Jean-Paul Amoudry, Rapporteur de la mission sénatoriale sur la montagne, sénateur de Haute-Savoie SENAT

" Cette proposition de loi est le résultat de plusieurs démarches convergentes. Début janvier 2001, un groupe de travail sur le pastoralisme avait été mis en place, qui, en juillet 2002 a remis ses conclusions à Hervé Gaymard, ministre de l’Agriculture, de l’Alimentation, de la Pêche et des Affaires rurales. En octobre 2002 a été publié le résultat des travaux de la mission d’information du Sénat (dont j’ai été rapporteur). Ce rapport contenait 98 propositions qui n’ont pas toutes été reprises par la proposition de “loi ANEM”.
A cela, une bonne raison. Certains points, par exemple, ne sont pas du ressort législatif mais simplement d’ordre réglementaire (les dates des congés scolaires par exemple). Nous savions aussi que certaines dispositions trouveraient leur place dans la loi “urbanisme et habitat”. D’autres figureraient dans le projet de loi gouvernemental sur le développement rural.
Enfin, la proposition de loi sur la politique montagne devant être discutée après le projet gouvernemental, nous savions que si certains points n’étaient pas intégrés à ce projet, ils seraient traités avec la proposition de ”loi ANEM”.»

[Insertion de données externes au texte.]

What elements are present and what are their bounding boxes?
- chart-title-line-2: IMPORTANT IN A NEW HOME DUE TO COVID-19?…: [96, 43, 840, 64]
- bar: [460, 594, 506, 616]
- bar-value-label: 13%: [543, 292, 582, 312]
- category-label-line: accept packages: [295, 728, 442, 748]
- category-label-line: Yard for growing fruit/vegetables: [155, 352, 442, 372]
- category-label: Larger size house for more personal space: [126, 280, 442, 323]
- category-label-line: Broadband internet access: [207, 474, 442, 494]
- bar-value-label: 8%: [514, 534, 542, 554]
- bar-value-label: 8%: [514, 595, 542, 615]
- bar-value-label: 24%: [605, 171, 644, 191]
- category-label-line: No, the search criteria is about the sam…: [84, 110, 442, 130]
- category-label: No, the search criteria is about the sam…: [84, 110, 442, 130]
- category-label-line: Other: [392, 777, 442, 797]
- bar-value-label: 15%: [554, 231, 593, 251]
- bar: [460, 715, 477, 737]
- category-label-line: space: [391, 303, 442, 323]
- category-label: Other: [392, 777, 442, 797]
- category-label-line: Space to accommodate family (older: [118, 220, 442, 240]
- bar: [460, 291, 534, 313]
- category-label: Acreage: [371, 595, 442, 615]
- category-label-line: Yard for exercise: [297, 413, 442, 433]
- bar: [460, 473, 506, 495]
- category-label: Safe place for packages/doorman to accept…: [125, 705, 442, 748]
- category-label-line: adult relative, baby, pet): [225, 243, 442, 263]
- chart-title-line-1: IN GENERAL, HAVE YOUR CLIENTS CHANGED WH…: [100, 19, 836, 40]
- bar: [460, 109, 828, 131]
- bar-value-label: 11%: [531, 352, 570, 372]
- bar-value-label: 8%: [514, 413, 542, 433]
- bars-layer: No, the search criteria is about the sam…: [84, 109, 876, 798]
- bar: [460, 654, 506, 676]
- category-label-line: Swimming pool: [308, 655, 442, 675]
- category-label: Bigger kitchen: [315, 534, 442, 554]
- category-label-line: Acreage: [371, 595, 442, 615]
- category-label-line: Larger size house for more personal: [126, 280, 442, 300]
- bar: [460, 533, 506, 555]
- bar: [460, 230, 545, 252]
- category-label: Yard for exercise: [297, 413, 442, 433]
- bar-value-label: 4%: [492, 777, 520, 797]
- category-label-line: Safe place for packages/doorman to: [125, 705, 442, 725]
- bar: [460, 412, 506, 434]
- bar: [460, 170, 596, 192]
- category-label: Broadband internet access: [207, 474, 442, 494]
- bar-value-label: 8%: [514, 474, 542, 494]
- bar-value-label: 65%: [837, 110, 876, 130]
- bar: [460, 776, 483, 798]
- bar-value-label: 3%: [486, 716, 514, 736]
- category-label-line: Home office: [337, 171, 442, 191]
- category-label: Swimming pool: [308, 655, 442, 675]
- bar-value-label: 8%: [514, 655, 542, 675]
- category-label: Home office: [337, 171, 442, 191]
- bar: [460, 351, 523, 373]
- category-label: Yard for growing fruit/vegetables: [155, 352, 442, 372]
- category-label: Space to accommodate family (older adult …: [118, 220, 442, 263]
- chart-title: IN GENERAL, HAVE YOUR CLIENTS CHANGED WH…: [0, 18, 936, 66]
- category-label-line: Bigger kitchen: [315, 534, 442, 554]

" Une série de démarches convergentes "

François Brottes, Secrétaire général de l’ANEM, Président de la mission d’information sur la montagne à l’Assemblée nationale, député de l’Isère

"Dernière contribution à la rédaction du volet montagne de la loi sur le monde rural, les propositions de la mission d’information dont je suis le président, ont voulu en premier lieu s’affranchir de la logique de notre histoire de la politique de la montagne afin de pouvoir concevoir librement la perception de la montagne qu’il convient de défendre aujourd’hui à la fois pour anticiper les besoins des générations futures et répondre aux attentes des populations de montagne, puis d’en déduire les outils les mieux adaptés pour y parvenir.
Pour tenir compte des échéances d’un calendrier somme toute très resserré, entre le rendu des conclusions des travaux des groupes de travail du CNM et le bouclage de l’avant-projet de loi sur le monde rural, nous nous sommes efforcés de livrer des propositions mises en forme juridiquement, autant dire clé en main. S’il est encore trop tôt pour avoir une vision claire de ce que le gouvernement reprendra à son compte, je ne doute pas que nous ayons fait œuvre utile.
Quelques-unes de ces propositions présentent un côté novateur audacieux et je m’attends à ce que certaines prennent du temps à être adoptées. Mais elles ont le mérite d’ouvrir de vrais débats de fond et de se présenter en autant de solutions logiques à des questions cruciales pour l’avenir de nos massifs, et je suis confiant dans la ténacité et la solidarité des élus de montagne pour un jour ou l’autre obtenir gain de cause, le plus tôt étant le mieux.»